# Cotes Cottage, Cambridgeshire. Summer & Winter!



## UrbanX (Jan 9, 2010)

I went here in the summer but didn’t think it was worth a report, but this week I went back to see the place in the snow. 

I cant find much history on the place, it just sits there in the countryside deteriorating. 

Sumer:






Winter:





Summer:





Winter:





Summer:





Winter:





Summer:





Winter:










You can see this window in photo 5, before nature burst through it, ripping the curtain to shreds:





Xmas eve, 2000





I found a bundle of confidential paperwork. The weird thing is, I now work with the guy who this is addressed to!





Cheeky UrbanX


----------



## Foxylady (Jan 9, 2010)

Delightful cottage and fabulous pics...I love the way you've compared summer with winter shot for shot.
Very nice work, UrbX.


----------



## scribble (Jan 9, 2010)

The sofa melted


----------



## UrbanX (Jan 9, 2010)

Weird thing about that sofa....
When I first went to this site I had a nightmare that night about finding a body on the sofa, all carved up. The next day I made myself go back alone to check that nothing was there, just to put my fears at rest. I knew if I didn't I'd always have a fear of the place. 
When I walked in, alone, only 12 or so hours later I found the sofa all carved up with an axe sitting on top.  It still sends shivers down my spine thinking about it.


----------



## havoc (Jan 9, 2010)

Wow! Magnificent any chance of a FE? The Inverkip of the cottage world.


----------



## Lightbuoy (Jan 9, 2010)

A delightful little place is this! Must have been weird about what happened to that sofa. Funny, as I was watching the filml "Premonition" last night too!!! 

Good set of snaps -cheers UrbanX


----------



## Foxylady (Jan 10, 2010)

Lightbuoy said:


> Must have been weird about what happened to that sofa. Funny, as I was watching the filml "Premonition" last night too!!!

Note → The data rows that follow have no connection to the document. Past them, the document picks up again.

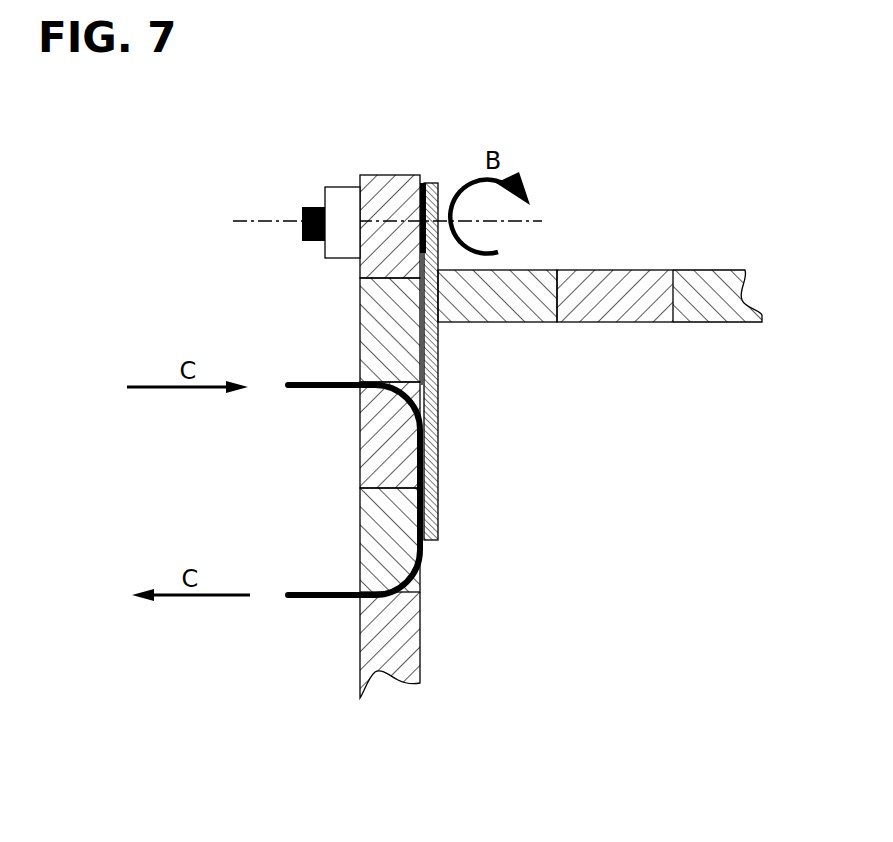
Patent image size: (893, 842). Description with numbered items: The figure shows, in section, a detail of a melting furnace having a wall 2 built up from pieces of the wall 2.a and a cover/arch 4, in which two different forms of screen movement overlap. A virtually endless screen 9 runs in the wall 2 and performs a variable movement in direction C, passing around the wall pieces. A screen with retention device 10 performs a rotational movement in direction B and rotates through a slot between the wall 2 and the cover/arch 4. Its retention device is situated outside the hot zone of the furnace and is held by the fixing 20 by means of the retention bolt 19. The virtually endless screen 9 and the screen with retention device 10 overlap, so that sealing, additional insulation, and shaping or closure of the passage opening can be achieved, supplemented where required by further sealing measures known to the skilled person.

The wall 2 is at (420, 404).
The pieces of the wall 2.a is at (395, 187).
The cover/arch 4 is at (630, 242).
The virtually endless screen 9 is at (318, 601).
The screen with retention device 10 is at (438, 383).
The retention bolt 19 is at (298, 221).
The fixing 20 is at (345, 198).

Woooooh...this must be a possessed thread...I was watching the same film last night at the time you posted that, Lb, and only just now saw your post!


----------



## Lightbuoy (Jan 10, 2010)

Foxylady said:


> Woooooh...this must be a possessed thread...I was watching the same film last night at the time you posted that, Lb, and only just now saw your post!



Sound's like a case for Krela's most fave show....."Most Haunted"


----------



## UrbanX (Jan 10, 2010)

havoc said:


> Wow! Magnificent any chance of a FE? The Inverkip of the cottage world.



Here ya go: 
http://www.flashearth.com/?lat=52.346987&lon=0.313168&z=17.1&r=0&src=msl


----------



## scribble (Jan 10, 2010)

I will never mention sofas again.:shocked:


----------



## WhiteRabbit (Jan 24, 2010)

Some really nice photography here


----------